Personal information
- Full name: Albert Sánchez Saura
- Date of birth: 1 April 1987 (age 38)
- Place of birth: Esplugues de Llobregat, Spain
- Position(s): Centre-back, midfielder

Team information
- Current team: Dunkerque (manager)

Senior career*
- Years: Team / Apps / (Gls)
- Sant Ildefons
- Levante Las Planas

Managerial career
- 2011–2013: Levante Las Planas (women)
- 2013–2017: Espanyol (youth)
- 2019–2020: Qadsia (assistant)
- 2020–2021: Al Fateh U20
- 2021–2022: Barcelona (youth)
- 2022–2024: Barcelona B (assistant)
- 2024–2025: Barcelona B
- 2025–: Dunkerque

= Albert Sánchez =

Spanish football manager (born 1987)

Albert Sánchez Saura (born 1 April 1987) is a Spanish football manager and former player who played as either a centre-back or a midfielder. He manages Ligue 2 team USL Dunkerque.

==Playing career==
Born in Esplugues de Llobregat, Barcelona, Catalonia, Sánchez played for Sant Ildefons and Levante Las Planas in the regional leagues, before retiring at the age of 24 to pursue a coaching career.

==Coaching career==
After graduating in Physical Activity and Sports Sciences, Sánchez began his coaching career as manager of the women's team of his last club Levante Las Planas.

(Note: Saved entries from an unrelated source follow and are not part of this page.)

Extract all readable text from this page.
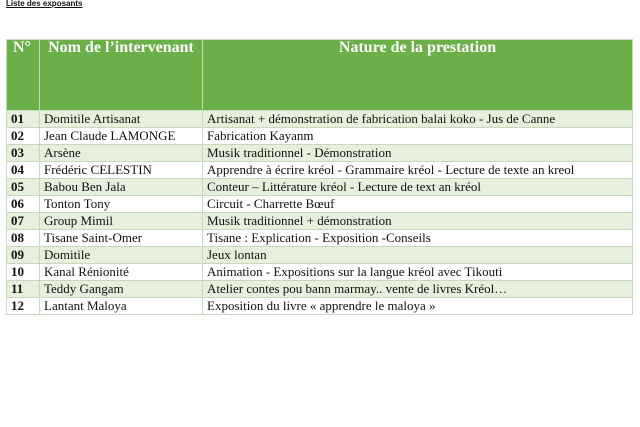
Liste des exposants
N°	Nom de l’intervenant	Nature de la prestation
01	Domitile Artisanat	Artisanat + démonstration de fabrication balai koko - Jus de Canne
02	Jean Claude LAMONGE	Fabrication Kayanm
03	Arsène	Musik traditionnel - Démonstration
04	Frédéric CELESTIN	Apprendre à écrire kréol - Grammaire kréol - Lecture de texte an kreol
05	Babou Ben Jala	Conteur – Littérature kréol - Lecture de text an kréol
06	Tonton Tony	Circuit - Charrette Bœuf
07	Group Mimil	Musik traditionnel + démonstration
08	Tisane Saint-Omer	Tisane : Explication - Exposition -Conseils
09	Domitile	Jeux lontan
10	Kanal Rénionité	Animation - Expositions sur la langue kréol avec Tikouti
11	Teddy Gangam	Atelier contes pou bann marmay.. vente de livres Kréol…
12	Lantant Maloya	Exposition du livre « apprendre le maloya »
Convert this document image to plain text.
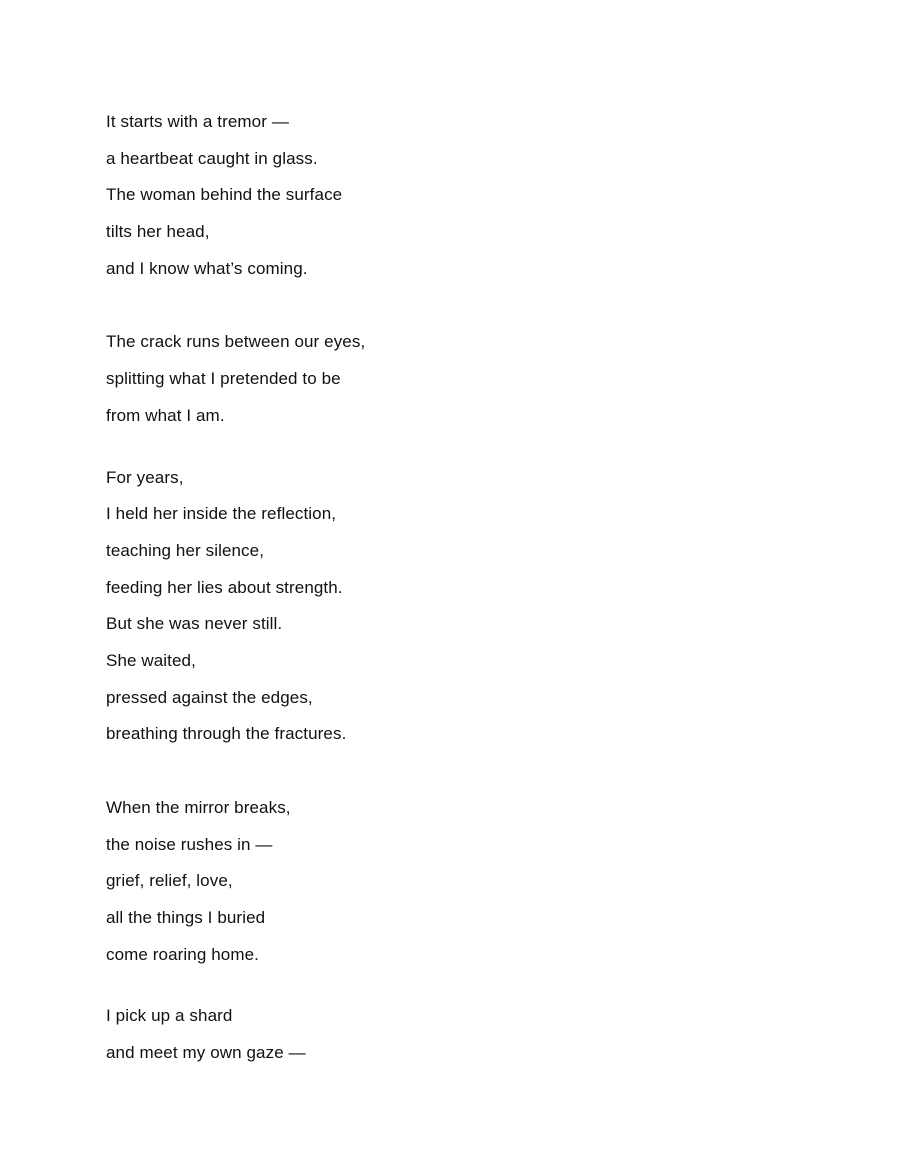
It starts with a tremor —
a heartbeat caught in glass.
The woman behind the surface
tilts her head,
and I know what’s coming.
The crack runs between our eyes,
splitting what I pretended to be
from what I am.
For years,
I held her inside the reflection,
teaching her silence,
feeding her lies about strength.
But she was never still.
She waited,
pressed against the edges,
breathing through the fractures.
When the mirror breaks,
the noise rushes in —
grief, relief, love,
all the things I buried
come roaring home.
I pick up a shard
and meet my own gaze —
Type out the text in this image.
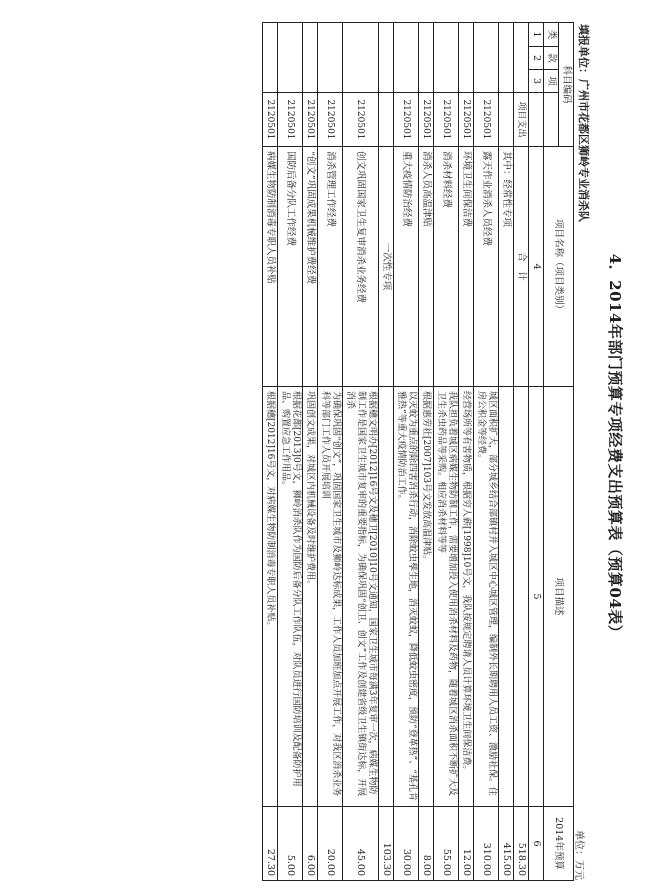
4．2014年部门预算专项经费支出预算表（预算04表）
填报单位：广州市花都区狮岭专业消杀队
单位：万元
科目编码				项目名称（项目类别）	项目描述	2014年预算
类	款	项				
1	2	3		4	5	6
			项目支出	合　计		518.30
				其中：经常性专项		415.00
			2120501	露天作业消杀人员经费	城区面积扩大，部分城乡结合部镇村并入城区中心城区管理，编制外长期聘用人员工资、激励社保。住房公积金等经费。	310.00
			2120501	环境卫生间保洁费	经营场所等有害物质，根据穷人薪[1998]10号文，我队按规定聘请人员计算环境卫生间保洁费。	12.00
			2120501	消杀材料经费	我队担负着城区病媒生物防制工作，需要增加投入使用消杀材料及药物，随着城区消杀面积不断扩大及卫生杀虫药品等采购。相应消杀材料等等	55.00
			2120501	消杀人员高温津贴	根据惠劳社[2007]103号文发放高温津贴。	8.00
			2120501	重大疫情防治经费	以灭蚊为重点的除四害消杀行动，消除蚊虫孳生地，消灭蚊蚁，降低蚊虫密度，预防“登革热”、“基孔肯雅热”等重大疫情防治工作。	30.00
				一次性专项		103.30
			2120501	创文巩固国家卫生复审消杀业务经费	根据穗文明办[2012]16号文及穗卫[2010]10号文通知，国家卫生城市每满3年复审一次，病媒生物防制工作是国家卫生城市复审的重要指标，为确保巩固“创卫、创文”工作及创建省级卫生镇街达标，开展消杀	45.00
			2120501	消杀管理工作经费	为确保巩固“创文”，巩固国家卫生城市及狮岭达标成果，工作人员加班加点开展工作，对我区消杀业务科等部门工作人员开展培训	20.00
			2120501	“创文”巩固成果机械维护费经费	巩固创文成果，对城区内机械设备及时维护费用。	6.00
			2120501	国防后备分队工作经费	根据花都[2013]0号文，狮岭消杀队作为国防后备分队工作队伍，对队员进行国防培训及配备防护用品、购置应急工作用品。	5.00
			2120501	病媒生物防制消毒专职人员补贴	根据穗[2012]16号文，对病媒生物防制消毒专职人员补贴。	27.30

He led the club to a first-ever promotion to the Primera División in his first season, and led the club to an eleventh place finish in his second, before leaving to work in the youth sides of Espanyol.

Sánchez worked mainly as an assistant of the under-16, under-17 and under-19 teams at the Pericos, being also a Methodology coordinator during the 2016–17 season, a role he also held at Santboià between 2015 and 2017. After leaving Espanyol in 2017, he joined Peña Deportiva as a Methodology Director and fitness coach in the main squad.

In July 2019, after a period at Chinese club Beijing Enterprises Group, Sánchez became an assistant coach of Pablo Franco at Qadsia in Kuwait. He moved to Al Fateh in the following year, being a Technical Director while also taking over their under-20 team.

In July 2021, Sánchez was announced as Óscar López's assistant at Barcelona's Juvenil A squad. On 16 July 2022, he moved to Barcelona B as an assistant to Rafael Márquez.

On 25 July 2024, Sánchez was named manager of Barcelona B after Márquez left the club. He was removed from the role the following February and joined the club's technical structure.

On 30 July 2025, Sánchez was named manager of Dunkerque after Gonçalo Feio left the club.